Open bogdanr opened 7 years ago
if you want to get a performance increase without changing any of the code, I've found it runs a smidgen faster (around 4x the speed) under pypy, yet there seems to be some inconsistency with the data output, which I'm yet to track down, but I think it's to do with the final line of pixels.

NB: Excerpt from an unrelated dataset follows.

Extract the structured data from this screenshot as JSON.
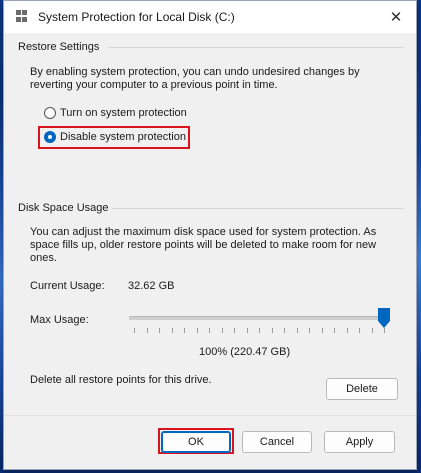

root@twelve:/home/pi/SoapySDR/build# time pypy ./heatmap.py /home/pi/output13.txt output13.png
loading
x: 20000, y: 214, z: (-130.909000, -61.927300)
drawing
labeling
saving
real 0m53.029s
user 0m52.658s
sys 0m0.330s
root@twelve:/home/pi/SoapySDR/build# md5sum output13.png
a7056db36a553099f4de77a7aabbf247 output13.png
root@twelve:/home/pi/SoapySDR/build# time python3 ./heatmap.py /home/pi/output13.txt output13.png
loading
x: 20000, y: 214, z: (-130.909000, -61.927300)
drawing
labeling
saving
real 4m4.220s
user 4m3.088s
sys 0m0.251s
root@twelve:/home/pi/SoapySDR/build# md5sum output13.png
5e1d17efccce25786dc54fddc476f8c7 output13.png
root@twelve:/home/pi/SoapySDR/build# du -h output13.png ../../output13.txt
2.1M output13.png
42M ../../output13.txt
If you want to spread the process across multiple cores you could use the slicing arguments (--low --high --begin --end) to specify what part of the graph you want to compute, and then slice the image back together with imagemagick, but I had issues with dimensions greater than UINT32_MAX so ymmv
I have a 6G csv file and the heatmap is processing for hours. It would be nice if we could make use of multiple threads to make the heatmap script run faster.